Как оказалось, не совсем пустынной.

Я побежала за Жеженом, бросив свою сумку.

И меня сбила машина.

Увидела я ее, уже когда упала – в первый момент просто-напросто ничего не поняла, потом нахлынула чудовищная боль. А вот теперь валяюсь на спине и могу сколько угодно любоваться боком фургончика, который доставляет вещи из химчистки. Он попытался меня объехать, подался влево, но поздно – и сшиб меня правым передним крылом. Синяя надпись на белом квадратике: “Чистка Малавуэн”. Если б могла, я бы рассмеялась. Пути Господни внятны для того, кто хочет их понять… Я думаю о Мануэле, она до конца своих дней не простит себе моей смерти под колесами фургончика из чистки. Что это, как не наказание за двойное воровство, в котором не без ее участия я оказалась виновна?.. Меня переполняет боль: болит растерзанная плоть, мучительно, невыносимо, я не могу сказать, где именно, – каким-то образом боль разлилась повсюду, где только есть чувствительные клетки; болит душа за Мануэлу – она останется одна, а я… я ее больше не увижу, и эта мысль – как саднящая рана.

Говорят, в предсмертные минуты перед глазами проходит вся жизнь. Ну а перед моими широко открытыми глазами, которые уже не различают ни фургона, ни девушки, сидевшей за рулем, той самой сонной приемщицы, что вручила мне вишневое платье, а теперь вопит истошным, некрасивым голосом и бьется в рыданиях, – ни сбежавшихся после аварии прохожих, которые мне что-то говорят, а я не понимаю, – перед моими широко открытыми, но ничего не видящими глазами плывут любимые лица, и о каждом я думаю с острой тоской.
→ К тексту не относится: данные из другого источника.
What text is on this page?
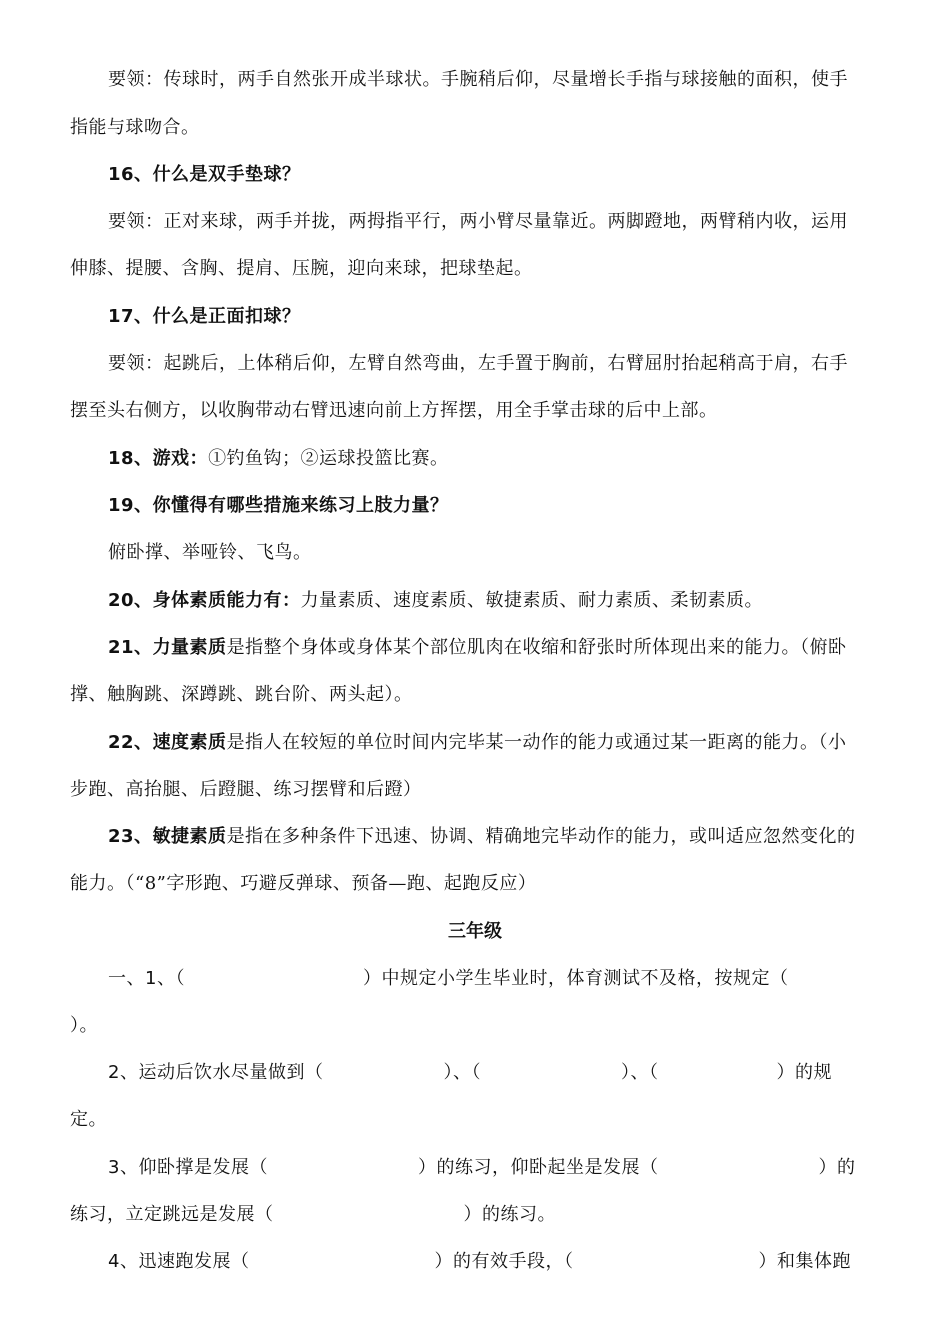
要领：传球时，两手自然张开成半球状。手腕稍后仰，尽量增长手指与球接触的面积，使手
指能与球吻合。
16、什么是双手垫球？
要领：正对来球，两手并拢，两拇指平行，两小臂尽量靠近。两脚蹬地，两臂稍内收，运用
伸膝、提腰、含胸、提肩、压腕，迎向来球，把球垫起。
17、什么是正面扣球？
要领：起跳后，上体稍后仰，左臂自然弯曲，左手置于胸前，右臂屈肘抬起稍高于肩，右手
摆至头右侧方，以收胸带动右臂迅速向前上方挥摆，用全手掌击球的后中上部。
18、游戏：①钓鱼钩；②运球投篮比赛。
19、你懂得有哪些措施来练习上肢力量？
俯卧撑、举哑铃、飞鸟。
20、身体素质能力有：力量素质、速度素质、敏捷素质、耐力素质、柔韧素质。
21、力量素质是指整个身体或身体某个部位肌肉在收缩和舒张时所体现出来的能力。（俯卧
撑、触胸跳、深蹲跳、跳台阶、两头起）。
22、速度素质是指人在较短的单位时间内完毕某一动作的能力或通过某一距离的能力。（小
步跑、高抬腿、后蹬腿、练习摆臂和后蹬）
23、敏捷素质是指在多种条件下迅速、协调、精确地完毕动作的能力，或叫适应忽然变化的
能力。（“8”字形跑、巧避反弹球、预备—跑、起跑反应）
三年级
一、1、（	）中规定小学生毕业时，体育测试不及格，按规定（
）。
2、运动后饮水尽量做到（	）、（	）、（	）的规
定。
3、仰卧撑是发展（	）的练习，仰卧起坐是发展（	）的
练习，立定跳远是发展（	）的练习。
4、迅速跑发展（	）的有效手段，（	）和集体跑
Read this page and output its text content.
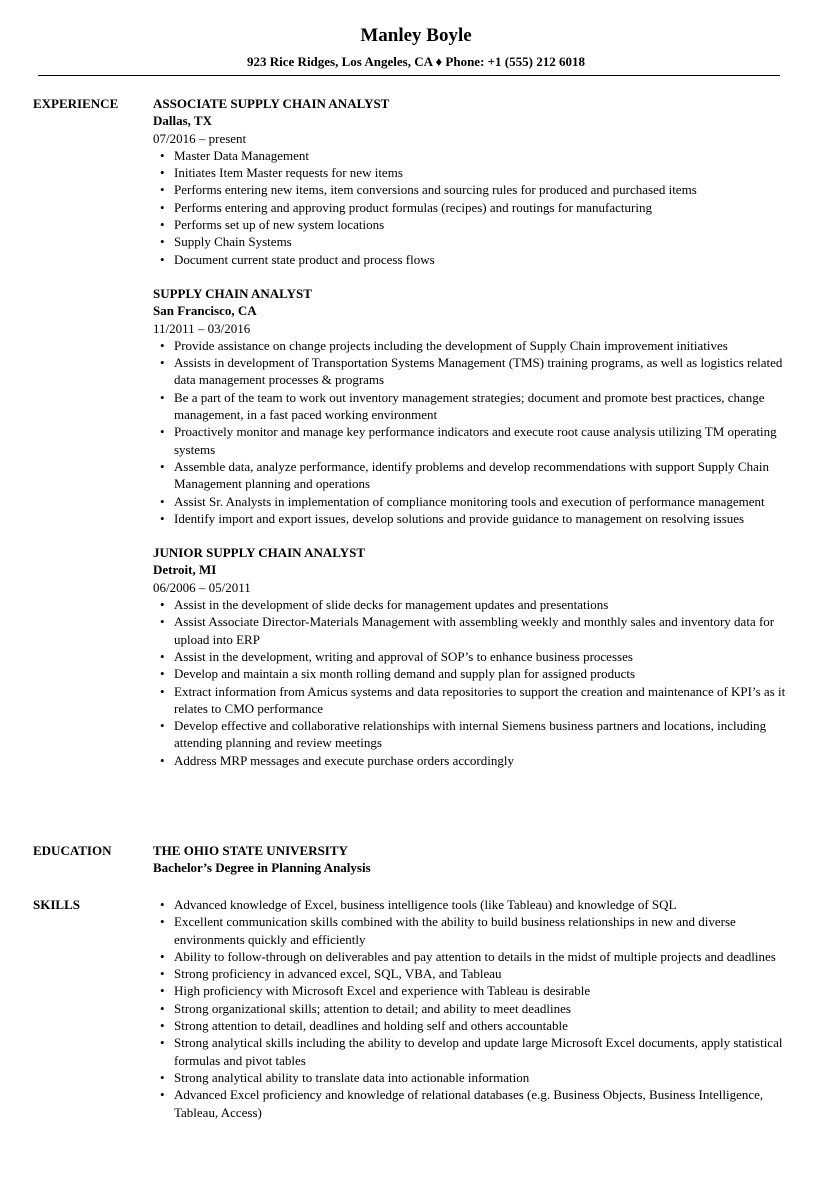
Manley Boyle
923 Rice Ridges, Los Angeles, CA ♦ Phone: +1 (555) 212 6018
EXPERIENCE	ASSOCIATE SUPPLY CHAIN ANALYST
Dallas, TX
07/2016 – present
• Master Data Management
• Initiates Item Master requests for new items
• Performs entering new items, item conversions and sourcing rules for produced and purchased items
• Performs entering and approving product formulas (recipes) and routings for manufacturing
• Performs set up of new system locations
• Supply Chain Systems
• Document current state product and process flows
SUPPLY CHAIN ANALYST
San Francisco, CA
11/2011 – 03/2016
• Provide assistance on change projects including the development of Supply Chain improvement initiatives
• Assists in development of Transportation Systems Management (TMS) training programs, as well as logistics related data management processes & programs
• Be a part of the team to work out inventory management strategies; document and promote best practices, change management, in a fast paced working environment
• Proactively monitor and manage key performance indicators and execute root cause analysis utilizing TM operating systems
• Assemble data, analyze performance, identify problems and develop recommendations with support Supply Chain Management planning and operations
• Assist Sr. Analysts in implementation of compliance monitoring tools and execution of performance management
• Identify import and export issues, develop solutions and provide guidance to management on resolving issues
JUNIOR SUPPLY CHAIN ANALYST
Detroit, MI
06/2006 – 05/2011
• Assist in the development of slide decks for management updates and presentations
• Assist Associate Director-Materials Management with assembling weekly and monthly sales and inventory data for upload into ERP
• Assist in the development, writing and approval of SOP’s to enhance business processes
• Develop and maintain a six month rolling demand and supply plan for assigned products
• Extract information from Amicus systems and data repositories to support the creation and maintenance of KPI’s as it relates to CMO performance
• Develop effective and collaborative relationships with internal Siemens business partners and locations, including attending planning and review meetings
• Address MRP messages and execute purchase orders accordingly
EDUCATION	THE OHIO STATE UNIVERSITY
Bachelor’s Degree in Planning Analysis
SKILLS
•	Advanced knowledge of Excel, business intelligence tools (like Tableau) and knowledge of SQL
• Excellent communication skills combined with the ability to build business relationships in new and diverse environments quickly and efficiently
• Ability to follow-through on deliverables and pay attention to details in the midst of multiple projects and deadlines
• Strong proficiency in advanced excel, SQL, VBA, and Tableau
• High proficiency with Microsoft Excel and experience with Tableau is desirable
• Strong organizational skills; attention to detail; and ability to meet deadlines
• Strong attention to detail, deadlines and holding self and others accountable
• Strong analytical skills including the ability to develop and update large Microsoft Excel documents, apply statistical formulas and pivot tables
• Strong analytical ability to translate data into actionable information
• Advanced Excel proficiency and knowledge of relational databases (e.g. Business Objects, Business Intelligence, Tableau, Access)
Но первой появилась мордочка, а не лицо. Моя первая мысль о коте, не потому что он мне дороже людей, а потому что, прежде чем начать по-настоящему мучительно прощаться со всеми, я должна быть уверена, что мой четвероногий друг не пропадет. С усмешкой, нежностью и грустью я думаю о Льве, ленивом толстяке, обжоре, который десять лет был мне спутником и разделял со мной вдовство и одиночество. На пороге смерти привычная близость таких существ уже не кажется чем-то незначительным и обыденным. Лев – это десять лет моей жизни, и я вдруг ясно осознала: все наши кошки, все эти смешные и вроде бы никчемные зверьки, с покорностью и безучастностью сопровождающие нас по земному пути, – это хранители веселых, радостных минут, счастливой канвы, что проступает даже в самой несчастливой участи. Прощай, мой Лев, – сказала я беззвучно и, по существу, прощаясь с целой жизнью, которой дорожила куда больше, чем думала.

Я мысленно вручила судьбу своего кота Олимпии Сен-Нис, и мне сразу стало легче – она с ним будет обращаться хорошо.

Ну а теперь приступим к людям.

Мануэла.

Мануэла, любимая моя подруга.

На краю могилы уже можно перейти на “ты”.

Помнишь, сколько чашек чая мы выпили, нежась в уюте нашей дружбы? Десять лет чаепитий и церемонных “вы”, сердечного тепла и бесконечной благодарности, не знаю уж, кому или чему, наверное, самой жизни, за счастье быть твоей подругой. Знаешь ли ты, что самые лучшие мысли приходили мне в голову рядом с тобой? Неужели нужно было оказаться при смерти, чтобы это осознать? Спасибо за эти чаепития, за долгие часы утонченного общения, за твое природное достоинство светской дамы без бриллиантов и дворцов, – если бы не все это, я оставалась бы заурядной консьержкой, а так я заразилась от тебя – душевный аристократизм заразителен – и обрела великую способность дружить. Разве могла бы я так легко обратить ненасытность плебейки в наслаждение искусством, проникнуться любовью к синему фарфору, к распускающимся почкам, к томным камелиям и множеству других крупинок вечности, вкрапленных в мимолетность, драгоценных жемчужин в бегущем потоке, если бы ты, неделя за неделей, не питала меня своим сердцем в часы священных чайных ритуалов.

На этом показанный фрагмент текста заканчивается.